Le compte numéroté : mythe et réalité de la confidentialité bancaire suisse
Le compte numéroté est l'un des symboles, souvent fantasmé, de la place financière suisse et de son histoire liée au secret bancaire. Il s'agit d'un type de compte bancaire où l'identité du titulaire est connue seulement par un nombre restreint d'employés de la banque, le numéro de compte étant utilisé à la place du nom dans la plupart des communications et opérations internes.
Un compte numéroté est un compte bancaire parfaitement légal pour lequel la banque accepte, en interne et dans certaines correspondances, de remplacer le nom du client par un numéro ou un pseudonyme. L'objectif historique était d'offrir un niveau supplémentaire de confidentialité en limitant le nombre de personnes au sein de la banque ayant connaissance de l'identité réelle du détenteur du compte.
Important : Un compte numéroté n'a jamais été synonyme d'anonymat. L'identité du titulaire du compte a toujours été connue par la banque, au minimum par quelques cadres supérieurs et responsables de la conformité.
- Identification initiale : Lors de l'ouverture, le client devait (et doit toujours) prouver son identité de manière rigoureuse, conformément aux règles de diligence suisses (KYC - Know Your Customer) et à la législation contre le blanchiment d'argent (AML). La banque connaît donc l'identité du titulaire et de l'ayant droit économique.
- Utilisation du numéro : Une fois le compte ouvert, un numéro ou un code spécifique lui est attribué. Ce numéro était utilisé dans la plupart des documents internes de la banque (relevés, ordres...) et parfois dans les communications avec le client, limitant ainsi la diffusion du nom du client au sein de l'établissement.
- Confidentialité interne renforcée : Seuls quelques employés autorisés avaient accès au lien entre le numéro et le nom du client.
Il est crucial de comprendre que la confidentialité offerte par un compte numéroté était et reste limitée :
- Pas d'anonymat vis-à-vis de la banque : La banque connaît l'identité du client.
- Pas d'anonymat vis-à-vis des autorités :
- Lutte contre le blanchiment (AML) : En cas de soupçon d'activités illégales, la banque a l'obligation de communiquer l'identité du client aux autorités compétentes (MROS).
- Entraide judiciaire pénale : En cas de procédure pénale (y compris fraude fiscale grave selon les conventions), la Suisse coopère avec les autorités étrangères et peut transmettre des informations bancaires, y compris l'identité des titulaires de comptes numérotés.
- Échange automatique de renseignements (EAR / AEoI) : C'est le changement majeur.

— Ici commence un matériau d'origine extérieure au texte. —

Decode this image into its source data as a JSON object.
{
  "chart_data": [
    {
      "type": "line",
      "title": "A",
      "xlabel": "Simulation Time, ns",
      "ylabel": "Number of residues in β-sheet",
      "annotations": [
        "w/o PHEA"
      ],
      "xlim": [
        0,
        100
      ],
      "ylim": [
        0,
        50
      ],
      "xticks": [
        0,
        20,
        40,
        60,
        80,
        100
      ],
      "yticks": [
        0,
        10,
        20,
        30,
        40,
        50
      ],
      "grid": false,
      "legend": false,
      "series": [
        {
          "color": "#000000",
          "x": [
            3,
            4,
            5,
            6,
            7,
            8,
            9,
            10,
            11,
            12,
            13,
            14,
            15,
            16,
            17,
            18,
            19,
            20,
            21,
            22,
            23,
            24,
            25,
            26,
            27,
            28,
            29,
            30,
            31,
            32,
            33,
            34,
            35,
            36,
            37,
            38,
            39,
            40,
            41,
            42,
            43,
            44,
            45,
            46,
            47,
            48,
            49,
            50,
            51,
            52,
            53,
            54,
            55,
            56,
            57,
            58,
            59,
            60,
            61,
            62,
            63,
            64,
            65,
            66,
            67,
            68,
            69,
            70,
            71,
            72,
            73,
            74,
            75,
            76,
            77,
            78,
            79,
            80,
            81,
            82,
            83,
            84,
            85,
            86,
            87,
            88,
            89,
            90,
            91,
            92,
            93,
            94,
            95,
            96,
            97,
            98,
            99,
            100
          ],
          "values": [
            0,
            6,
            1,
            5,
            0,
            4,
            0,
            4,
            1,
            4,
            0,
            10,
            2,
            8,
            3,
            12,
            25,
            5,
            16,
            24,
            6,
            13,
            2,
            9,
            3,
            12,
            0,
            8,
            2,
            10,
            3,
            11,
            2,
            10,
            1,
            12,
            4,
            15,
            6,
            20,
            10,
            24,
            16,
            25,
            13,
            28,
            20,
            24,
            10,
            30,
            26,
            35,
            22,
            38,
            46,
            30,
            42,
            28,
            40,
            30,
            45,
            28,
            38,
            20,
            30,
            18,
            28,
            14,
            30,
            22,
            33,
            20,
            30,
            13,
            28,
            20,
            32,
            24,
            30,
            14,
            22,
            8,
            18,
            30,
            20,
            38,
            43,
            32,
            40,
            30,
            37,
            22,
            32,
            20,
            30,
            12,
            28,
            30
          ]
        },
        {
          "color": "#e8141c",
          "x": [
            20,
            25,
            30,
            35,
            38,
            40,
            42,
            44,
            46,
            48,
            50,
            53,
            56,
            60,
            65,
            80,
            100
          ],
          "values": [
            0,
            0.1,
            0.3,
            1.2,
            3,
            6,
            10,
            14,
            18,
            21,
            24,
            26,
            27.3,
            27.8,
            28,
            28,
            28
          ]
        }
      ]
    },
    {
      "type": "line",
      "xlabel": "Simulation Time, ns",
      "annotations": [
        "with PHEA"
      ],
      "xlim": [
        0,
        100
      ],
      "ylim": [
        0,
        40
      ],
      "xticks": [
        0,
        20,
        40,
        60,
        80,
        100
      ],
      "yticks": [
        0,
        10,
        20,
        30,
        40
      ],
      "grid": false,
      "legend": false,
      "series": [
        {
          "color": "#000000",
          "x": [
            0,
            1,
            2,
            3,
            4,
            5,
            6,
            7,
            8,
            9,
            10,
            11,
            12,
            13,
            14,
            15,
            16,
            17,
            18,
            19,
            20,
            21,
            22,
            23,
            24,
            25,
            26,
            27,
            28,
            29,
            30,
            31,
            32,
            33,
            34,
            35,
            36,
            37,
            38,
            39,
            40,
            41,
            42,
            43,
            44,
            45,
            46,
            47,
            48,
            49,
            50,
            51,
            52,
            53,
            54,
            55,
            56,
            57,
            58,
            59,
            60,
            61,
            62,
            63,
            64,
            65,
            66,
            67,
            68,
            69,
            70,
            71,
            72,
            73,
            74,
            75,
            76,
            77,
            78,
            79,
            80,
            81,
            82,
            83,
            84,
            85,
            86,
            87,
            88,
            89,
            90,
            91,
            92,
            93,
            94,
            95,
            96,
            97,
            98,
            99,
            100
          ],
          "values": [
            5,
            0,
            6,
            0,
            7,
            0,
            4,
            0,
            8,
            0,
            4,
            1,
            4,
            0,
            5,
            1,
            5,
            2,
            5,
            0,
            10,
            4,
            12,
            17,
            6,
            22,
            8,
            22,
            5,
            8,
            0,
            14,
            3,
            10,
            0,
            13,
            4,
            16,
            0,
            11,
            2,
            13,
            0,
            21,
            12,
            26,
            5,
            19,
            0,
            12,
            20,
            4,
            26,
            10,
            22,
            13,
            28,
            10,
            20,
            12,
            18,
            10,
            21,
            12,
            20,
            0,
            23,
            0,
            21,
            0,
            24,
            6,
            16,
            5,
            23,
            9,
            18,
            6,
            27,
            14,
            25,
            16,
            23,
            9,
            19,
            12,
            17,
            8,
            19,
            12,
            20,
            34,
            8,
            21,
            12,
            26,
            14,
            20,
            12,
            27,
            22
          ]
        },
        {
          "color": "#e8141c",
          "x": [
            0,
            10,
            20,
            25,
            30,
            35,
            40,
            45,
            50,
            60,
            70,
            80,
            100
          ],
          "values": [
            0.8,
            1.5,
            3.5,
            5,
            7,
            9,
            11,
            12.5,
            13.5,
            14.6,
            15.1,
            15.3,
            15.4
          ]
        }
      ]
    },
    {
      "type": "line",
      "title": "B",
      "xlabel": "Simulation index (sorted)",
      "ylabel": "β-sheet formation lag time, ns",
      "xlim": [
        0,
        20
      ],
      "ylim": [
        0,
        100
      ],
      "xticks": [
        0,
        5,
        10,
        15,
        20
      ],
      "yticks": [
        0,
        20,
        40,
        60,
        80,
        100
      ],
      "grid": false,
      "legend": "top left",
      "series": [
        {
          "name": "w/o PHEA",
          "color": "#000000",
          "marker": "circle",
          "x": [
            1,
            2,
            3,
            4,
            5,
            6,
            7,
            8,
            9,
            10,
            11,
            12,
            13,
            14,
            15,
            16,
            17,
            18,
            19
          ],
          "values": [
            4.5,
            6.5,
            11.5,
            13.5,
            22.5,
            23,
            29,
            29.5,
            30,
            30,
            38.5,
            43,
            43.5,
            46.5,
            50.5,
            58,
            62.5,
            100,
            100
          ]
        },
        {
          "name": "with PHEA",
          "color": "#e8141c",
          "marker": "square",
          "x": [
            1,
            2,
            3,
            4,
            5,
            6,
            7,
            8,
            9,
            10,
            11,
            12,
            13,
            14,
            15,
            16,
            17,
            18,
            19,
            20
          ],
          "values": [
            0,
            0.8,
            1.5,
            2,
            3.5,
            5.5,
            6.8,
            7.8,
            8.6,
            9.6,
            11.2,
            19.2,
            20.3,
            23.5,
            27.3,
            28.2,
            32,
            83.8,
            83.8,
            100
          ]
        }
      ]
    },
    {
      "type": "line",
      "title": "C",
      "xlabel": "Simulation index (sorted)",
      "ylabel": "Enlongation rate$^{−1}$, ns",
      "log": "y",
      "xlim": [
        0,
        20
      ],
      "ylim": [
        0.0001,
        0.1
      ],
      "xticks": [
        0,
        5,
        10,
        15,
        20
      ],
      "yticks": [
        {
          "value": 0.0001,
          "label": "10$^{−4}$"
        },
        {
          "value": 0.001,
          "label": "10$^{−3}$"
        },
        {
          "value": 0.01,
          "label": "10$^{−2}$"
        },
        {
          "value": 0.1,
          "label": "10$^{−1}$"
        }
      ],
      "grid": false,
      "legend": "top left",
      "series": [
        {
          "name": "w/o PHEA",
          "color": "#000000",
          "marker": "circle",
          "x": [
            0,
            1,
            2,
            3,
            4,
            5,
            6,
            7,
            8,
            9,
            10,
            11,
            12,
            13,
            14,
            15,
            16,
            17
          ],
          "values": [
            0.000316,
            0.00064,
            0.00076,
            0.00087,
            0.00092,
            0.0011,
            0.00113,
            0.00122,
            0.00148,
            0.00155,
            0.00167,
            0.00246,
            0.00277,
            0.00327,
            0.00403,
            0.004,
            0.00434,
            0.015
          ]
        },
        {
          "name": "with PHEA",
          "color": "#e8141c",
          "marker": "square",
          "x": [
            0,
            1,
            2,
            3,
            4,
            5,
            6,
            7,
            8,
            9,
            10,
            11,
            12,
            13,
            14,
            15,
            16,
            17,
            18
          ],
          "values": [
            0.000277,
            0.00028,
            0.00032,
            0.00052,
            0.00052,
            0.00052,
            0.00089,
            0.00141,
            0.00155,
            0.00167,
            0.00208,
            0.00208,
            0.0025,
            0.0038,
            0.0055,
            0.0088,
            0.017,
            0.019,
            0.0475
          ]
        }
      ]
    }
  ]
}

Depuis l'entrée en vigueur de l'EAR, la Suisse échange automatiquement les informations sur les comptes détenus par des résidents fiscaux étrangers avec les autorités fiscales de leurs pays de résidence. Les comptes numérotés sont pleinement soumis à l'EAR. L'identité du titulaire et les informations financières du compte sont transmises. Le numéro ne fournit aucune protection contre cet échange.
Avec la fin du secret bancaire pour les clients étrangers et l'implémentation de l'échange automatique de renseignements, l'attrait principal du compte numéroté a largement disparu pour les non-résidents.
- Pour les résidents suisses : La confidentialité interne renforcée peut encore avoir un certain intérêt pour des personnalités publiques ou des individus souhaitant limiter la diffusion de leur nom au sein de la banque, mais les données restent accessibles aux autorités fiscales suisses si nécessaire.
- Coûts : Les banques facturent généralement des frais supplémentaires élevés pour la gestion d'un compte numéroté, en raison de la complexité administrative accrue.
- Disponibilité réduite : Moins de banques les proposent activement, et ils sont souvent réservés à une clientèle fortunée (private banking) avec des exigences d'avoirs minimums importants.
Le compte numéroté a souvent été associé dans l'imaginaire collectif à des activités illicites ou à l'évasion fiscale. Si, dans le passé, l'ancien secret bancaire a pu être détourné, la réalité actuelle est très différente. La Suisse s'est conformée aux standards internationaux de transparence fiscale et de lutte contre la criminalité financière. Le compte numéroté n'offre aucune protection contre les obligations légales de déclaration et d'échange d'informations.
Le compte numéroté est un vestige d'une époque révolue du secret bancaire suisse. S'il offrait autrefois un niveau de confidentialité interne renforcé au sein de la banque, il n'a jamais été anonyme et n'offre aujourd'hui aucune protection contre les obligations fiscales et les échanges internationaux d'informations. Son utilité est devenue marginale et limitée à des cas très spécifiques de recherche de discrétion interne, moyennant des frais supplémentaires souvent substantiels. La transparence fiscale internationale a rendu ce type de compte largement obsolète comme outil de dissimulation.
Avertissement
Ces informations sont fournies à titre indicatif uniquement et ne représentent en aucun cas un conseil ou une proposition d'investissement.